HerokuMattermost

Post crashed Heroku dynos to Mattermost

A Heroku + Mattermost agent flow

A dyno that crash-loops at 2am usually surfaces as a customer complaint, not a chat ping. Heroku shows the state in its dashboard, but nobody is watching the dashboard at 2am. This recipe has an agent watch it for you. It calls ps_list for each app you care about, reads the state field on every dyno, and when one comes back crashed or restarting it posts a line into a Mattermost channel with post_message: the app, the process type, the dyno name, and the state. Heroku replies to the call rather than pushing, so the agent runs on a short loop, every minute or two, and compares each dyno's state to the previous read so a dyno that's still down isn't reposted on every pass.

The flow

Herokups_list

List the running dynos for an app.

Mattermostpost_message

Post a message to a channel.

Step by step

  1. List dynos per app

    The agent calls ps_list for each app name you give it. The response is the current process formation: every dyno with its process type (web, worker), name, and state. There is no event stream, so each run is a fresh snapshot.

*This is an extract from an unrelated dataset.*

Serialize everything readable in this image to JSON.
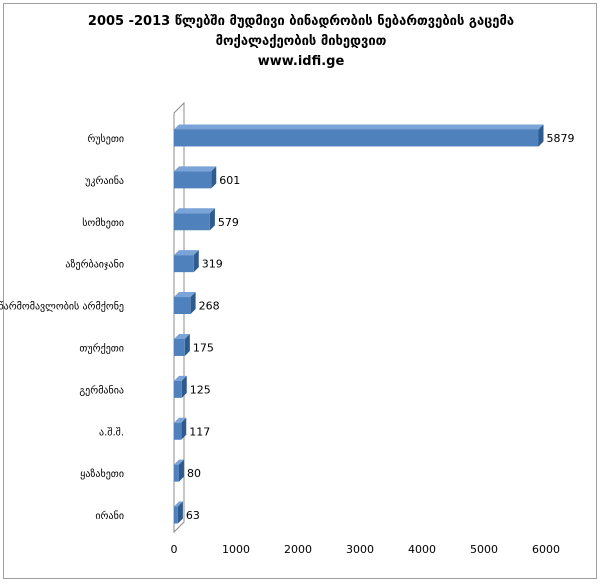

  2. Diff against the last snapshot

    Keep the prior state of each dyno keyed by app plus dyno name. A dyno that was up and is now crashed or restarting is a new failure; one that was already crashed last pass is not. Only state transitions get posted.

  3. Post the failure to Mattermost

    For each newly failed dyno the agent calls post_message with the channel and a short line: app, process type, dyno, and state. Recovery to up can post a follow-up so the channel reflects the resolution.

Tell your agent

Every two minutes, call Heroku ps_list for apps api and web-frontend, and for any dyno whose state changed to crashed or restarting since the last check, post the app, process type, dyno, and state to the Mattermost ops channel.

Setup

This flow needs both servers connected to your agent. Follow each install guide:

Worth knowing

  • ps_list returns the dyno formation for one app at a time, so the agent loops over your app list; there is no account-wide dyno query in this tool.
  • State strings include up, starting, crashed, restarting, and idle. Decide which ones count as an alert, since a dyno briefly restarting after a deploy is normal.

Questions

Will a dyno that stays crashed get posted on every run?
No, as long as you diff against the last snapshot. The agent posts only when a dyno's state changes into a failure, then again when it recovers, so a dyno stuck down sits quiet between transitions.
Can I include the actual error from the logs?
ps_list only returns dyno state, not log lines. Pair it with get_app_logs if you want the agent to pull the recent crash output and include a snippet in the Mattermost message.